The new rules unveiled by European Commission Vice-President Valdis Dombrovskis would deny London the right to host banking “clearing houses” that deal in euros, the EU’s single currency.
Clearing houses are a key part of the financial system’s plumbing, with trillions of euros being handled every year, mostly out of London.
Dombrovskis said the EU will officially publish its new proposals in June, with Britain accepting Brussels oversight of euro-clearing in London the only other option on the table.
“This is not a new issue, but of course in a context of Brexit we see the situation is changing,” Dombrovskis told reporters.
“Because the bulk of euro-denominated derivatives are cleared in the UK … we need to assess what implications it has for financial stability,” he said.
The issue of whether euro clearing houses can remain in the British capital is set to be one of the most contentious issues when the UK negotiates its future trade relationship with the EU after its departure.
Britain has jealously guarded dominance of the clearing house sector in Europe and won an EU court decision in 2015 against the European Central Bank in order to keep hosting the euro deals.
London lobbyists argued against the rules, arguing that only Wall Street or Asia would benefit.

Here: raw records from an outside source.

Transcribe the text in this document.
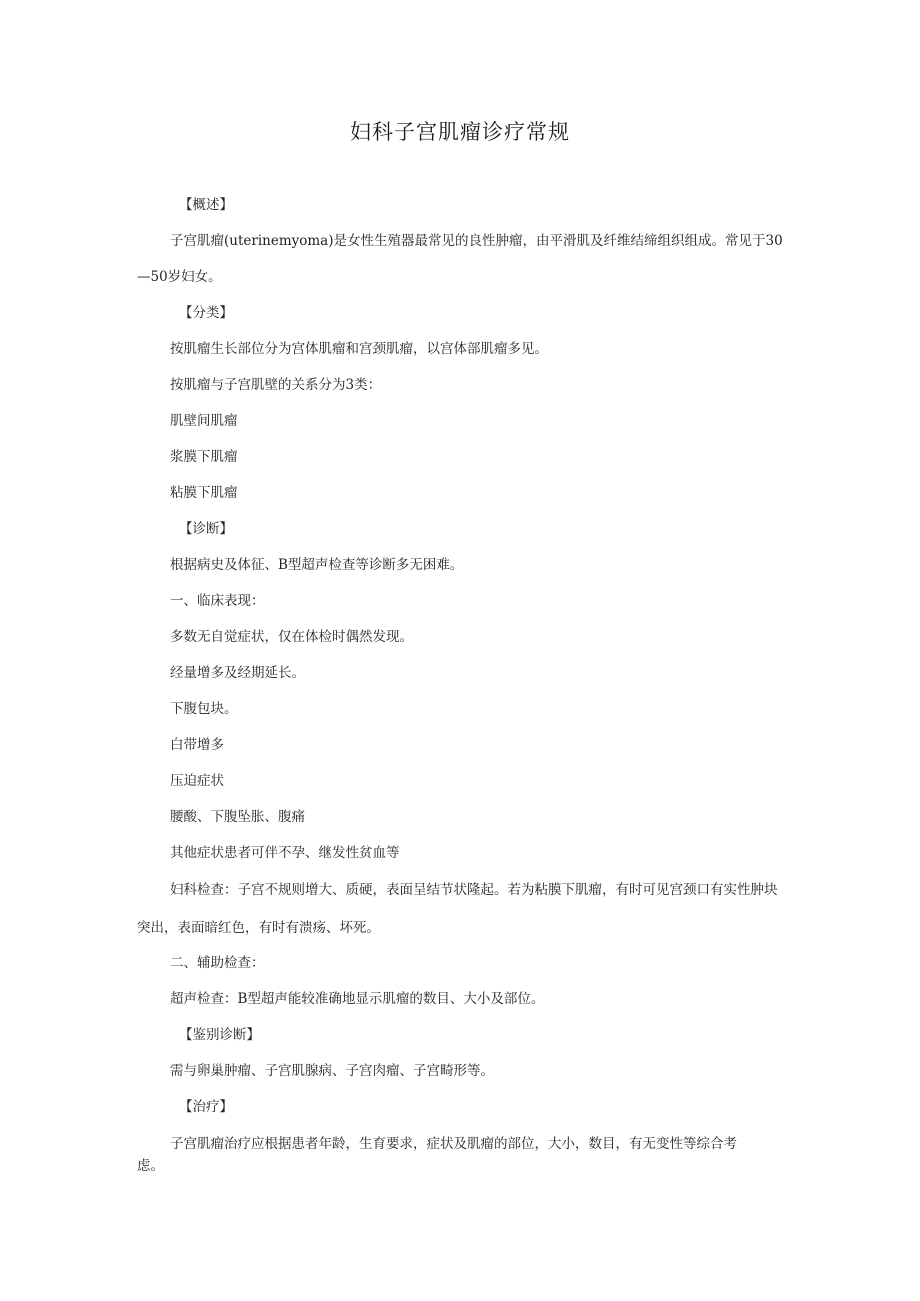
妇科子宫肌瘤诊疗常规

【概述】

子宫肌瘤(uterinemyoma)是女性生殖器最常见的良性肿瘤，由平滑肌及纤维结缔组织组成。常见于30—50岁妇女。

【分类】

按肌瘤生长部位分为宫体肌瘤和宫颈肌瘤，以宫体部肌瘤多见。

按肌瘤与子宫肌壁的关系分为3类：

肌壁间肌瘤

浆膜下肌瘤

粘膜下肌瘤

【诊断】

根据病史及体征、B型超声检查等诊断多无困难。

一、临床表现：

多数无自觉症状，仅在体检时偶然发现。

经量增多及经期延长。

下腹包块。

白带增多

压迫症状

腰酸、下腹坠胀、腹痛

其他症状患者可伴不孕、继发性贫血等

妇科检查：子宫不规则增大、质硬，表面呈结节状隆起。若为粘膜下肌瘤，有时可见宫颈口有实性肿块突出，表面暗红色，有时有溃疡、坏死。

二、辅助检查：

超声检查：B型超声能较准确地显示肌瘤的数目、大小及部位。

【鉴别诊断】

需与卵巢肿瘤、子宫肌腺病、子宫肉瘤、子宫畸形等。

【治疗】

子宫肌瘤治疗应根据患者年龄，生育要求，症状及肌瘤的部位，大小，数目，有无变性等综合考虑。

“A forced re-location of euro-clearing would lead to disruption, uncertainty and fragmentation of the market,” said Miles Celic, Chief Executive of the TheCityUK.
Forcing a move out of London, “would ultimately be detrimental” and “is in no one’s interest,” he added.
The announcement by Dombrovskis came as part of a package of measures unveiled on Thursday to ease trade in the controversial derivatives sector.